Moratorium by no means is a waiver of payment but a mere deferment where the interest timer still runs.
By Veena Sivaramakrishnan and Zubin Mehta
With the outbreak of COVID-19, there was an industry-wide demand for regulatory intervention to arrest some of the imminent stress in the financial condition of borrowers. As a first step, the Reserve Bank of India (RBI) on March 27, 2020 introduced its regulatory policy to address some of these concerns. One of the key features was a three-month ‘moratorium’ by banks to their customers across all segments, in relation to payments on their loans. The proposal being simple, where in order to ease financial stress for businesses, banks were to relax payment pressures immediately and defer the payments albeit with accrued interest for months when moratorium was availed.

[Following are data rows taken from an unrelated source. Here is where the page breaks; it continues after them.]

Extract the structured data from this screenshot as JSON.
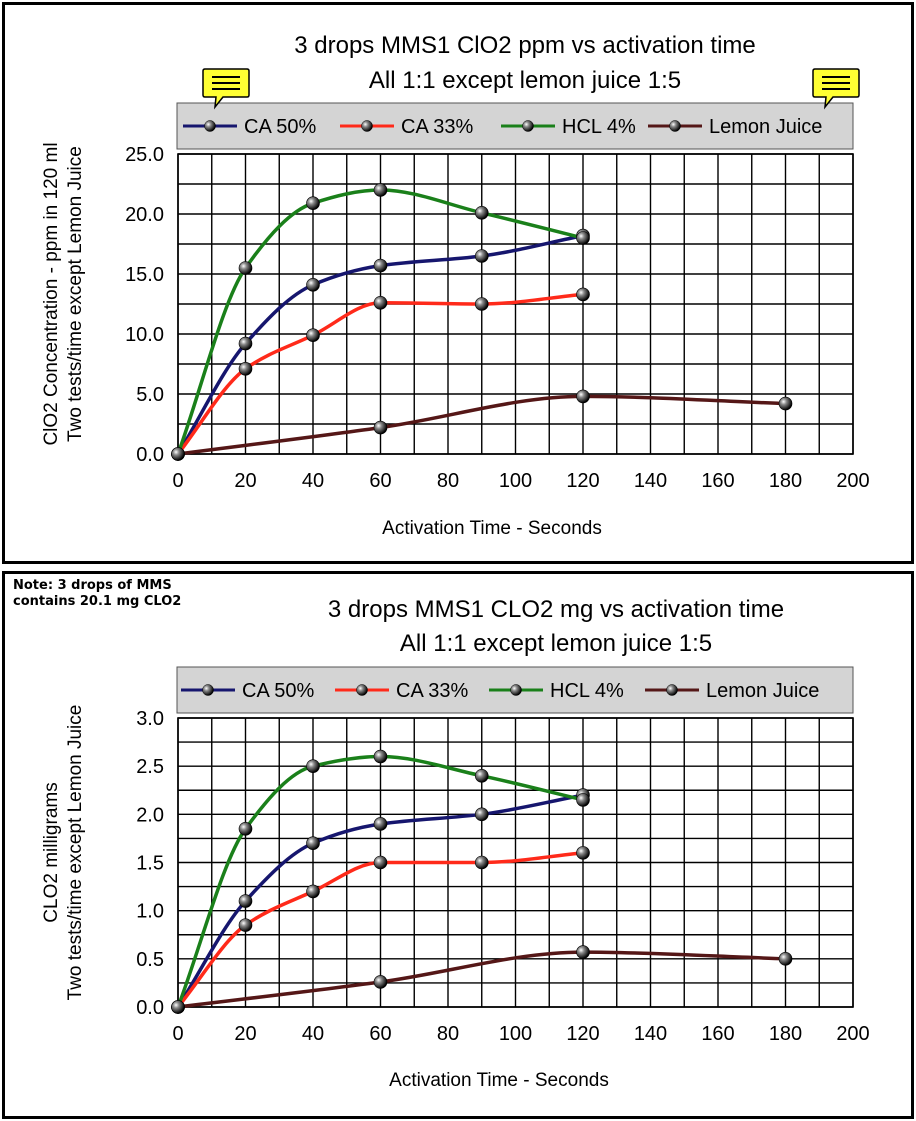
{
  "chart_data": [
    {
      "type": "line",
      "title": "3 drops MMS1 ClO2 ppm vs activation time",
      "subtitle": "All 1:1 except lemon juice 1:5",
      "xlabel": "Activation Time - Seconds",
      "ylabel": [
        "ClO2 Concentration - ppm in 120 ml",
        "Two tests/time except Lemon Juice"
      ],
      "xlim": [
        0,
        200
      ],
      "ylim": [
        0,
        25
      ],
      "xticks": [
        "0",
        "20",
        "40",
        "60",
        "80",
        "100",
        "120",
        "140",
        "160",
        "180",
        "200"
      ],
      "yticks": [
        "0.0",
        "5.0",
        "10.0",
        "15.0",
        "20.0",
        "25.0"
      ],
      "xtick_values": [
        0,
        20,
        40,
        60,
        80,
        100,
        120,
        140,
        160,
        180,
        200
      ],
      "ytick_values": [
        0,
        5,
        10,
        15,
        20,
        25
      ],
      "x_minor_step": 10,
      "y_minor_step": 2.5,
      "grid": true,
      "legend_position": "top",
      "comment_icons": true,
      "series": [
        {
          "name": "CA 50%",
          "color": "#16166e",
          "x": [
            0,
            20,
            40,
            60,
            90,
            120
          ],
          "values": [
            0,
            9.2,
            14.1,
            15.7,
            16.5,
            18.2
          ]
        },
        {
          "name": "CA 33%",
          "color": "#ff2a1a",
          "x": [
            0,
            20,
            40,
            60,
            90,
            120
          ],
          "values": [
            0,
            7.1,
            9.9,
            12.6,
            12.5,
            13.3
          ]
        },
        {
          "name": "HCL 4%",
          "color": "#1a801a",
          "x": [
            0,
            20,
            40,
            60,
            90,
            120
          ],
          "values": [
            0,
            15.5,
            20.9,
            22.0,
            20.1,
            18.0
          ]
        },
        {
          "name": "Lemon Juice",
          "color": "#551717",
          "x": [
            0,
            60,
            120,
            180
          ],
          "values": [
            0,
            2.2,
            4.8,
            4.2
          ]
        }
      ]
    },
    {
      "type": "line",
      "title": "3 drops MMS1 CLO2 mg vs activation time",
      "subtitle": "All 1:1 except lemon juice 1:5",
      "note": [
        "Note: 3 drops of MMS",
        "contains 20.1 mg CLO2"
      ],
      "xlabel": "Activation Time - Seconds",
      "ylabel": [
        "CLO2 milligrams",
        "Two tests/time except Lemon Juice"
      ],
      "xlim": [
        0,
        200
      ],
      "ylim": [
        0,
        3
      ],
      "xticks": [
        "0",
        "20",
        "40",
        "60",
        "80",
        "100",
        "120",
        "140",
        "160",
        "180",
        "200"
      ],
      "yticks": [
        "0.0",
        "0.5",
        "1.0",
        "1.5",
        "2.0",
        "2.5",
        "3.0"
      ],
      "xtick_values": [
        0,
        20,
        40,
        60,
        80,
        100,
        120,
        140,
        160,
        180,
        200
      ],
      "ytick_values": [
        0,
        0.5,
        1,
        1.5,
        2,
        2.5,
        3
      ],
      "x_minor_step": 10,
      "y_minor_step": 0.25,
      "grid": true,
      "legend_position": "top",
      "comment_icons": false,
      "series": [
        {
          "name": "CA 50%",
          "color": "#16166e",
          "x": [
            0,
            20,
            40,
            60,
            90,
            120
          ],
          "values": [
            0,
            1.1,
            1.7,
            1.9,
            2.0,
            2.2
          ]
        },
        {
          "name": "CA 33%",
          "color": "#ff2a1a",
          "x": [
            0,
            20,
            40,
            60,
            90,
            120
          ],
          "values": [
            0,
            0.85,
            1.2,
            1.5,
            1.5,
            1.6
          ]
        },
        {
          "name": "HCL 4%",
          "color": "#1a801a",
          "x": [
            0,
            20,
            40,
            60,
            90,
            120
          ],
          "values": [
            0,
            1.85,
            2.5,
            2.6,
            2.4,
            2.15
          ]
        },
        {
          "name": "Lemon Juice",
          "color": "#551717",
          "x": [
            0,
            60,
            120,
            180
          ],
          "values": [
            0,
            0.26,
            0.57,
            0.5
          ]
        }
      ]
    }
  ]
}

The RBI’s Statement on Developmental and Regulatory Policies and the Regulatory Package issued in March advised that the policy extends the moratorium to borrowers who have been impacted by the Covid-19 outbreak.

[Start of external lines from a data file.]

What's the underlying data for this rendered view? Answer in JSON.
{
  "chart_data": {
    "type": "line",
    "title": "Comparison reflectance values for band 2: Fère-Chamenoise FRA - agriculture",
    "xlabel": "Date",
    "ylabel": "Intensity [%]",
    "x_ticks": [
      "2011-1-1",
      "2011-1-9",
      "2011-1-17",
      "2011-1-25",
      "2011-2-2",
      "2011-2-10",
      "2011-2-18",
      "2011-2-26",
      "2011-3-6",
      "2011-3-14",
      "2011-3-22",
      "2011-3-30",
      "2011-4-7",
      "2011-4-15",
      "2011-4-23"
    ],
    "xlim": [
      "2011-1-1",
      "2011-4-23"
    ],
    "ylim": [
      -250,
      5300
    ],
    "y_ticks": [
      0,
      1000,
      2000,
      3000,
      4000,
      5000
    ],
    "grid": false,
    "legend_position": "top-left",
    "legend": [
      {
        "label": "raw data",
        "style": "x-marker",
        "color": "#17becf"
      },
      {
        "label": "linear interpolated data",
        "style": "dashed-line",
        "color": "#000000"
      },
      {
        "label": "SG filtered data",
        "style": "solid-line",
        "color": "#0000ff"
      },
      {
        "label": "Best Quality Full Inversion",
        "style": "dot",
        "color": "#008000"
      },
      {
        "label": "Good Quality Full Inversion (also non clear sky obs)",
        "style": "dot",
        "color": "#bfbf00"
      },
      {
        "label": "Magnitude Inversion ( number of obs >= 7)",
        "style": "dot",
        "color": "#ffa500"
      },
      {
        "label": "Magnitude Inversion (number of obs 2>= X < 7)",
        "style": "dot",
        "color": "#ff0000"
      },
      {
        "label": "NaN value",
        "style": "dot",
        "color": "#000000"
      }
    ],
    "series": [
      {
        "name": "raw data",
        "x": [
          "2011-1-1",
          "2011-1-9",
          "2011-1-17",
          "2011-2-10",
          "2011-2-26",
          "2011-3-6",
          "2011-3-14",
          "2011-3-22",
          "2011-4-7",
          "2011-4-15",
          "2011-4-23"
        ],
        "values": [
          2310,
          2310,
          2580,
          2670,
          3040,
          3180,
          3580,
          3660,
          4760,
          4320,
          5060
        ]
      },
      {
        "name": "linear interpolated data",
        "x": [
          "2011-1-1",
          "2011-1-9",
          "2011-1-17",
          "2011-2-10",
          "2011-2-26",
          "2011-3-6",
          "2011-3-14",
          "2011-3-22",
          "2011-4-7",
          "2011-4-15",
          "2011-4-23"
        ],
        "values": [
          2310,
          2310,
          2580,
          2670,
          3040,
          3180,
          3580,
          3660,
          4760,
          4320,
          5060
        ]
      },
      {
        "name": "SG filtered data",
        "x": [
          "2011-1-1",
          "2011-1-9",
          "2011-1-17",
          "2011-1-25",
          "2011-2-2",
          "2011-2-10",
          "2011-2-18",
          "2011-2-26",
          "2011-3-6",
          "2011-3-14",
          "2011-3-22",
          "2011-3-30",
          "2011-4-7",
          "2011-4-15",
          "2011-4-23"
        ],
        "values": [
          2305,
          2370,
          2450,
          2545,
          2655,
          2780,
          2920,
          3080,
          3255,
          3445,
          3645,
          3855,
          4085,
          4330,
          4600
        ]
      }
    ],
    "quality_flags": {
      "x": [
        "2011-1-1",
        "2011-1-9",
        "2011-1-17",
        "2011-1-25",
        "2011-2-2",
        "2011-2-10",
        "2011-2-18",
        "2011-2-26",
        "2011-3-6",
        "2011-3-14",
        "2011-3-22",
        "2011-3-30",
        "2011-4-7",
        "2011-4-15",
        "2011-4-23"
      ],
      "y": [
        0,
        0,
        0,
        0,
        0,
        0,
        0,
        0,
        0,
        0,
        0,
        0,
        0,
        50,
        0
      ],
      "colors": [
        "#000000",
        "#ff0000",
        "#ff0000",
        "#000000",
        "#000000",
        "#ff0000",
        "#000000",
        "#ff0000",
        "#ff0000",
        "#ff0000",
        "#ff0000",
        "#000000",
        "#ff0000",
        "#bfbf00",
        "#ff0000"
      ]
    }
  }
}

While the real impact of this is yet to be seen, recent reports have suggested that the dispensation has helped borrowers, by having the option to not pay any equated monthly instalments (EMIs) for loans including home loans, auto loans, to help tide over their liquidity crunch and in some cases conserve cash with the anticipation of Covid-19 having a longer impact.
However, the choice of availing a moratorium can been a difficult one, as moratorium by no means is a waiver of payment but a mere deferment where the interest timer still runs.

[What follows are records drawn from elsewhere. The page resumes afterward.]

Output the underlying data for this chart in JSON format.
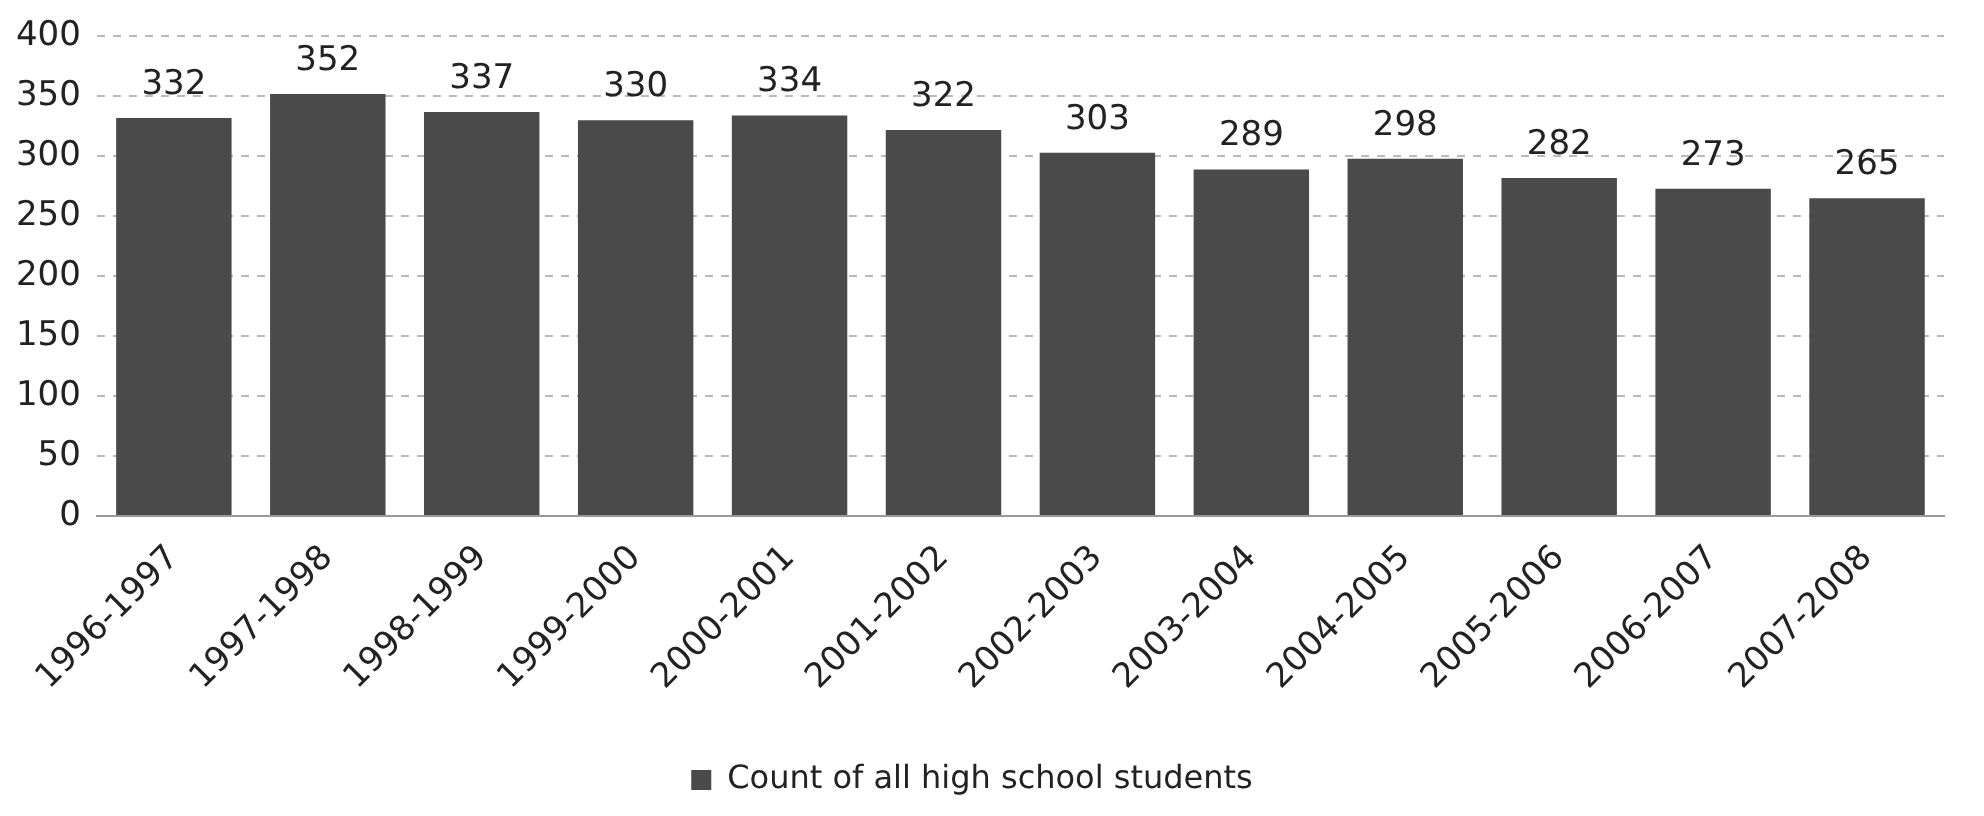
{
  "chart_data": {
    "type": "bar",
    "categories": [
      "1996-1997",
      "1997-1998",
      "1998-1999",
      "1999-2000",
      "2000-2001",
      "2001-2002",
      "2002-2003",
      "2003-2004",
      "2004-2005",
      "2005-2006",
      "2006-2007",
      "2007-2008"
    ],
    "series": [
      {
        "name": "Count of all high school students",
        "color": "#4a4a4a",
        "values": [
          332,
          352,
          337,
          330,
          334,
          322,
          303,
          289,
          298,
          282,
          273,
          265
        ]
      }
    ],
    "ylim": [
      0,
      400
    ],
    "yticks": [
      0,
      50,
      100,
      150,
      200,
      250,
      300,
      350,
      400
    ],
    "grid": "y",
    "legend": "bottom",
    "data_labels": true
  }
}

Post March 27, it is understood that the banks were expected to make the ‘moratorium benefits’ available to ‘all’ borrowers on an automatic basis, without any additional parameter when determining a borrower’s eligibility for availing such moratorium. As this is not the strict letter of the law, it is possible that the expectation stemmed from the principle of a financier not sitting over commercial judgement and business decisions.
Opt-in / Opt-out conundrum
The expectation and practice of certain banks presuppose that every borrower has been financially impacted and created a mandatory ‘opt-in’ for customers to avail a moratorium for their EMIs. This technically implies that customers are forced to accept the moratorium, unless they specifically ‘opt-out’, and have to bear interest for such period even if they did not want to in the first place; setting a unsafe precedent especially in the credit card sector where the interest payouts are higher for individual cardholders.
Additionally, for the uninitiated, the mandatory ‘opt-in’ could also have an unintended consequence where the customers are not aware of such automatic ‘opt-in’ leading the customer to pay the increase cost on their loan. This subtle nudge of ‘opt-in’ manipulates the choice architecture of an unsuspecting individual who bites into the noble idea of social welfare (greater good by loan extension) without considering compromised personal benefit (interest rates accrued during the moratorium period).
Norms for moratorium
While the moratorium affords a genuine relief for some business entities impacted by the outbreak, the lack of ability of banks to determine and fix eligibility criteria or parameters for granting such dispensation seems to be a larger policy issue.
It is widely believed that banks being unable to independently evaluate each borrower account and having to grant moratorium merely on account of Covid-19 (and having to disregard past antecedents of a case) creates stress for banks especially at a time of when they are facing a liquidity crunch given their own reduced cash inflow.
The change in the RBI’s intent on applicability of moratorium and April 17 policy on Covid-19 Regulatory Package – Asset Classification and Provisioning, provided an augmented stimulus permitting borrowers to defer their EMIs in relation to their loans prior to March 27 even in cases where such loans were under default (but not a non-performing asset).
The benefit of moratorium of past and future EMIs has also been engaged by borrowers, till the extended term of August 2020, who have been in serious debt crisis even long before the onset of Covid-19 to use this opportunity to keep lenders at bay till they have identified solution without the enforcement threat.
For borrowers already in default, accruing of interest is less of an issue. As time runs after August 2020, with the suspension of the Insolvency and Bankruptcy Code, it will be interesting to see the options adopted by borrowers and lenders for resolving such debt. Innovative ways of restructuring will certainly rewrite how Indian lenders and borrowers have adapted to financial distress and the NPA menace.
(The authors are Partner, Shardul Amarchand Mangaldas & Co.)